Shoemakers design and make footwear using hand and machine tools. They will stay up-to-date with fashion trends and new styles, anticipating what will be in fashion in coming seasons.
Some shoemakers run their own businesses, handmaking their own collections and custom or limited-edition shoes for clients. Shoemakers might also work for larger fashion houses, or focus on footwear design and collaborate with manufacturers to create a finished product.
- Creativity and design flair
- Enjoy working with your hands
- Attention to detail
- Use of computer-aided design programmes
- Communication skills to present design ideas, formally and informally
- Work along or as part of the team
How do I become a shoemaker?
You could do a degree or postgraduate qualification in footwear design, or a fashion design qualification that includes footwear.
You should look for courses that teach both the design and technical skills needed by the industry.
The British Fashion Council is a good place to start looking for courses.
- a foundation studies diploma in art and design
- 2 to 3 A levels for a degree
- a degree in a relevant subject for postgraduate study
You could get into this job through an advanced apprenticeship in fashion and textiles, specialising in footwear.
You'll usually need:
- 5 GCSEs at grades 9 to 4 (A* to C), including English and maths, for an advanced apprenticeship
Working towards this role
You could start as a design assistant in a studio and learn on the job. With further training, you could begin to produce your own designs.

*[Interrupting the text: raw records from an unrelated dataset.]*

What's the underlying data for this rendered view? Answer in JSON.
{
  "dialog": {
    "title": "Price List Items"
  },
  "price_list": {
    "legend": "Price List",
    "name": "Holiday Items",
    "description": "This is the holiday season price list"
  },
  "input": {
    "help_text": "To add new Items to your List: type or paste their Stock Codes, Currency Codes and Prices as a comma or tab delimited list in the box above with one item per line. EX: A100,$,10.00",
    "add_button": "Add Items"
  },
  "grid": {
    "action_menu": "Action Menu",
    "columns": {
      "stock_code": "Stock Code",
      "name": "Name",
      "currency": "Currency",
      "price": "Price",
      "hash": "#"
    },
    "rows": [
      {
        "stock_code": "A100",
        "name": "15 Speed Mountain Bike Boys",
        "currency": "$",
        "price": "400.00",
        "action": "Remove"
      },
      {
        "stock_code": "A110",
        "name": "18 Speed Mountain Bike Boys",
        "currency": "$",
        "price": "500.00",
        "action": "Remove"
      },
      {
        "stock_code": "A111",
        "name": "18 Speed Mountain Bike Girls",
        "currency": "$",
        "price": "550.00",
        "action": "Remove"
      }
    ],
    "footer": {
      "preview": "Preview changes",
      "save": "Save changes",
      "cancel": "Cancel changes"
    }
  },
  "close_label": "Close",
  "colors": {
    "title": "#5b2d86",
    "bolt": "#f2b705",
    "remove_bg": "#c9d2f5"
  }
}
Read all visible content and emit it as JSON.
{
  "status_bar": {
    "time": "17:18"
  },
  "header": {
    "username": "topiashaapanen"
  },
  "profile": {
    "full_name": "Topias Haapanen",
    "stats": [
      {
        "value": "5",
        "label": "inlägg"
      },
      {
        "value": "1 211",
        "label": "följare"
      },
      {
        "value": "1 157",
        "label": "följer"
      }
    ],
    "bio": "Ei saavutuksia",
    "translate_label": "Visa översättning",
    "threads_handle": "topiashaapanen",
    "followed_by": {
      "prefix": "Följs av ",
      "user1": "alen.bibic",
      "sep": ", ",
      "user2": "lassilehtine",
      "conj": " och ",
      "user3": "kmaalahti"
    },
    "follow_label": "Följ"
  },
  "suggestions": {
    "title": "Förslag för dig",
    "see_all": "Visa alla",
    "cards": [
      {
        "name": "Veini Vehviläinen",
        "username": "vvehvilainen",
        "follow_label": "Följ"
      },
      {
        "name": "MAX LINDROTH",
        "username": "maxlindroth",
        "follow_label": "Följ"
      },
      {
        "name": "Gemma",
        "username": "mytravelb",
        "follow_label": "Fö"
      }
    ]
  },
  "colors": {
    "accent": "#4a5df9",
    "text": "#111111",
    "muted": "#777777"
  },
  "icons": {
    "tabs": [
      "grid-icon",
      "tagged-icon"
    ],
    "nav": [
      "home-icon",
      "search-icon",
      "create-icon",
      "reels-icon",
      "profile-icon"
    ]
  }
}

It's very important to put together a portfolio of work that you can take to interviews. This should include designs, technical drawings and mood boards to show your creative talents.
Colleges, universities and workshops across the UK offer short courses through which you can gain specialist skills in footwear design and making. These include:
Green Shoes, Devon
I Can Make Shoes is a unique shoemaking school based in East London.
Amanda Overs founded the company in 2010. As a native Aussie, Amanda did her footwear training in Sydney, Australia. It was when she moved to London that she realised it was really difficult to make shoes without all the machinery she was taught to use. She set out to develop a shoemaking process that makes the craft accessible for people to do from home and she’s been spreading the love of shoemaking ever since.